Habe bis jetzt nur Erfahrung im MTB Bereich. 


HEIZER


----------



## AerO (1. Februar 2006)

ich fahr auf breiten reifen (hr 2,0" ; vr 2,2") nen rel. hohen luftdruck.
der variiert immer zwischen 4,5 und 5 bar oder so.
bei wenig druck wird mir das alles irgendwie zu träge und das mag ich nicht.


----------



## MTB-News.de




----------



## Tobster (1. Februar 2006)

AerO schrieb:
			
		

> ich fahr auf breiten reifen (hr 2,0" ; vr 2,2") nen rel. hohen luftdruck.
> der variiert immer zwischen 4,5 und 5 bar oder so.
> bei wenig druck wird mir das alles irgendwie zu träge und das mag ich nicht.

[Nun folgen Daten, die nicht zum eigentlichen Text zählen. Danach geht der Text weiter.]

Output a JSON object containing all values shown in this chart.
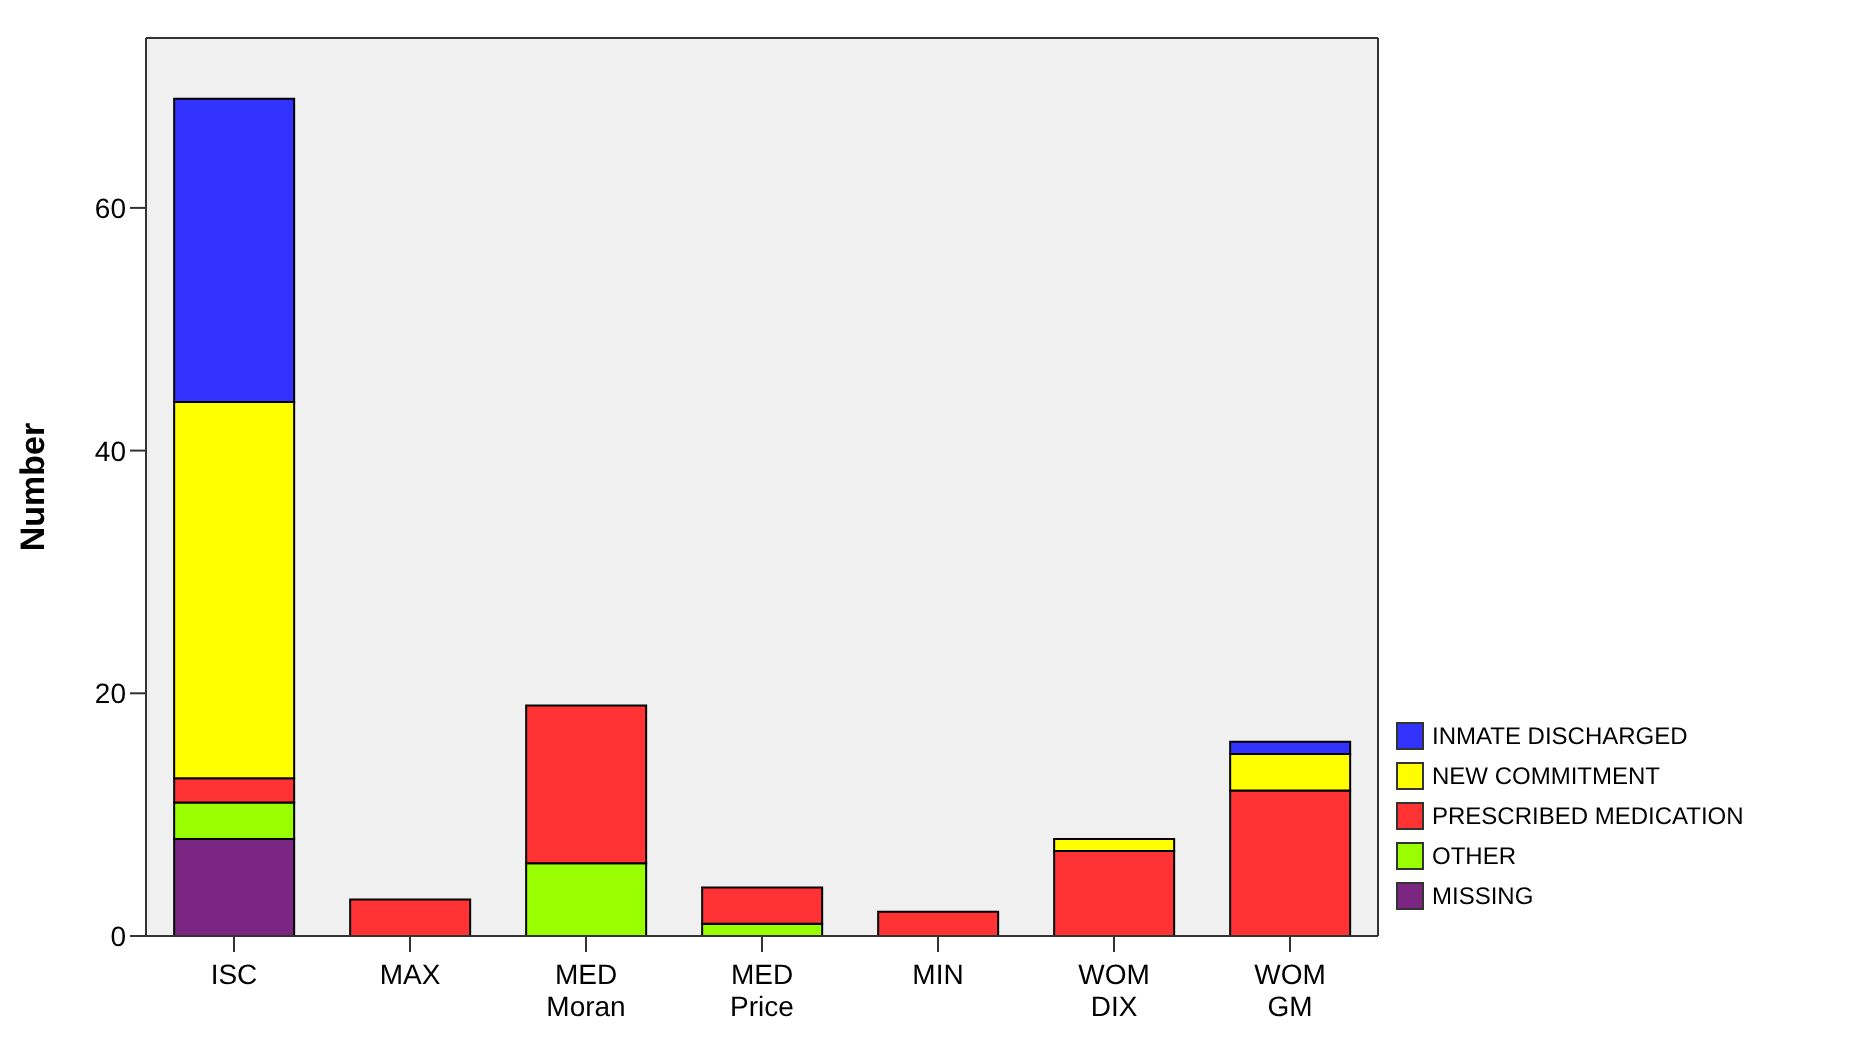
{
  "chart_data": {
    "type": "bar",
    "ylabel": "Number",
    "stacked": true,
    "legend": "right",
    "grid": false,
    "categories": [
      "ISC",
      "MAX",
      "MED Moran",
      "MED Price",
      "MIN",
      "WOM DIX",
      "WOM GM"
    ],
    "ylim": [
      0,
      74
    ],
    "yticks": [
      0,
      20,
      40,
      60
    ],
    "series": [
      {
        "name": "MISSING",
        "color": "#7b2683",
        "values": [
          8,
          0,
          0,
          0,
          0,
          0,
          0
        ]
      },
      {
        "name": "OTHER",
        "color": "#99ff00",
        "values": [
          3,
          0,
          6,
          1,
          0,
          0,
          0
        ]
      },
      {
        "name": "PRESCRIBED MEDICATION",
        "color": "#ff3333",
        "values": [
          2,
          3,
          13,
          3,
          2,
          7,
          12
        ]
      },
      {
        "name": "NEW COMMITMENT",
        "color": "#ffff00",
        "values": [
          31,
          0,
          0,
          0,
          0,
          1,
          3
        ]
      },
      {
        "name": "INMATE DISCHARGED",
        "color": "#3333ff",
        "values": [
          25,
          0,
          0,
          0,
          0,
          0,
          1
        ]
      }
    ]
  }
}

so schaut es aus! 4,5 - 5 bar sind ein guter richtwert...wenn auch bestimmt nicht das non-plus-ultra...aber das fährt sich schon sehr gut mit dem luftdruck in dieser weise.

tobi


----------



## 1lLu$ioN (1. Februar 2006)

^naja also ich fahr das ganze lieber träge bei sprünmgen federt das besser ab also so 3-4 bar mehr net!!


----------



## billi (1. Februar 2006)

kommt sicher auch aufs gewicht drauf an , also ich bin relativ schwer und fahr so 4,5 bar , also etwas härter , ich mags irgendwie nicht so schwammig


----------



## Raoul Duke (1. Februar 2006)

Servus Heizer,

wenn ich deine Frage richtig interpretiere bis du an dem Luftdruck in einem Rennradreifen interessiert. 
Also ich fahre einen Michelin pro2 race mit 8 bar. Das geht wunderbar.
Im allgemeinen würde ich Rennradreifen bis zum zulässigen Höchstdruck aufpumpen. 

Gruss 
Sascha


----------



## ChristophK (1. Februar 2006)

5-6 bar


----------



## evil_rider (1. Februar 2006)

4.5-5.00vr 5.00-6.00hr


----------



## King Jens one (1. Februar 2006)

4-5bar ist schon jut da kann man nix verkehrt machen


----------



## AerO (1. Februar 2006)

Raoul Duke schrieb:
			
		

> Servus Heizer,
> 
> wenn ich deine Frage richtig interpretiere bis du an dem Luftdruck in einem Rennradreifen interessiert.
> Also ich fahre einen Michelin pro2 race mit 8 bar. Das geht wunderbar.
> ...



bissu voll?


----------



## Tobster (1. Februar 2006)

AerO schrieb:
			
		

> bissu voll?



muss lachen . voll doll sogar


----------



## MTB-News.de




----------



## Raoul Duke (1. Februar 2006)

Ups sorry jungs

bmx bin ich schon seit 15 Jahren nicht mehr gefahren. Daher kam ich gar nicht auf die Idee es könne darum gehen.


----------



## HEIZER (1. Februar 2006)

@ Raoul Duke

Nee ick meinte schon BMX , sonz hätt ick dit ja nich hier geschrieben 

@ all

Da lag ich mit meinen 4,5 bar  v  und 5,0 h  ja gar nicht so schlecht.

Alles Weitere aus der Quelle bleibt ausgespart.